I think I am feeling free? Maybe? Perhaps? In past years, freedom has been something that I thought I had, but realized that I hadn’t quite obtained. With as many times as I have lost or gained weight, I should be an expert. When I was bemoaning all the extra weight I was carrying, I didn’t understand. What more could I need to learn? I now see that God was trying to give me a deeper sense of freedom.
The first time I lost a significant amount of weight my focus was only on keeping the scale in a certain place. As a result, my habits were not strong. I often re-gained the weight, and seemed to only have a superficial level of “health.” I appeared healthy because my weight was in a normal place, but it wasn’t very deep.
The second time I worked on my physical activity behaviors, and learned to exercise just because it was and is good for me. This was right after I had my son, and my weight loss was very limited. I remember when my gym called and asked where I had been. I lived 2 minutes away! No excuse. In that season, I was not motivated to work-out. I had learned the bare minimum maintained my weight (e.g., eating within the bounds of hunger), and that’s all I did. I, however, was still immature and had to learn to practice health behaviors just because my health mattered. That led to a season of regular physical activity, but no real changes on the scale. Painful, but necessary for my growth.
So, this time around, after gaining 65 pounds, and losing about 80% of it, I think I finally learned a couple of things. Yes, my weight matters, but it also doesn’t matter. I’m still Rachel. Still full of all the wonderful things that make me unique and special, loved by my family and friends. Ten more pounds won’t change that. Freedom.
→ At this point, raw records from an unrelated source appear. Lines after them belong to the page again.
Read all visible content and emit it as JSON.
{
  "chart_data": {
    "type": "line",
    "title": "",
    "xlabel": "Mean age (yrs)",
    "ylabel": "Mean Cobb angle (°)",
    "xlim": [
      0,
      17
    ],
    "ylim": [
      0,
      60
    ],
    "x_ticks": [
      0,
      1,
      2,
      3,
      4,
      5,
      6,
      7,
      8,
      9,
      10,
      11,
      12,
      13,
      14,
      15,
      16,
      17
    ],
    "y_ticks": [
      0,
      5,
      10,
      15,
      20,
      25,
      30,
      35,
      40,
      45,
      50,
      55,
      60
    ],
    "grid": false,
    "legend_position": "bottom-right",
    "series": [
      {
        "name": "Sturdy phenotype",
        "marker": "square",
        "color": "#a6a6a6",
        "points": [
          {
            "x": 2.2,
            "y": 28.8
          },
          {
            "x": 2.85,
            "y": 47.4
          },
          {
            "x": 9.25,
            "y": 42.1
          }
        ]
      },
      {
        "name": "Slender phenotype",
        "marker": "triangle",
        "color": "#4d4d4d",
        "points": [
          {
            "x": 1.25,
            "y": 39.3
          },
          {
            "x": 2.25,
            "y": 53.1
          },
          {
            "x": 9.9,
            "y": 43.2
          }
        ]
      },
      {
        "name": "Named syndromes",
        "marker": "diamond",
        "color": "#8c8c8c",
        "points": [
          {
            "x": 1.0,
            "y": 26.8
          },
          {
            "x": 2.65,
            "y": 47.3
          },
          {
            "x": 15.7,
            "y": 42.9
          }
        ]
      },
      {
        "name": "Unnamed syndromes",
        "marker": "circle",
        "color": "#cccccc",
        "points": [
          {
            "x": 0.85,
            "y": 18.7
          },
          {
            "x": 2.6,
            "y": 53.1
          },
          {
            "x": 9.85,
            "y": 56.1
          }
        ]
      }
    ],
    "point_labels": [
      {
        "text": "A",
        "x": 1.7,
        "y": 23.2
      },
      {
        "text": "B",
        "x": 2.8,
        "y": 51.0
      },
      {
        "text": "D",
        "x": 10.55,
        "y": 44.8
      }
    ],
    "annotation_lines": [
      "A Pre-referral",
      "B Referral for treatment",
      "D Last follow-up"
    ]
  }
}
It is, however, more important than ever that I practice my health behaviors. This REALLY matters. When I at my heaviest, the doctor told me that I was pre-diabetic. Wow, her words were a hit to my heart. When I was younger, it was only about fitting into a certain size or type of clothes. However, now that I am closer than ever to 40, I am learning to make wise choices–just because they are wise. So, when I choose whole foods, or decide to take a walk, I find the decision is far less about achieving a certain number. The scale is a form of accountability, not my source of approval. Freedom.
I imagine there is likely more (with God there always is), but I think I see more clearly now. I can fly a little further on my journey without carrying this excess emotional, spiritual, and physical weight. I can worship God by making choices that honor all he has allowed me to learn, and act accordingly. I will continue to help others do the same. Thanks for journeying with me, friends.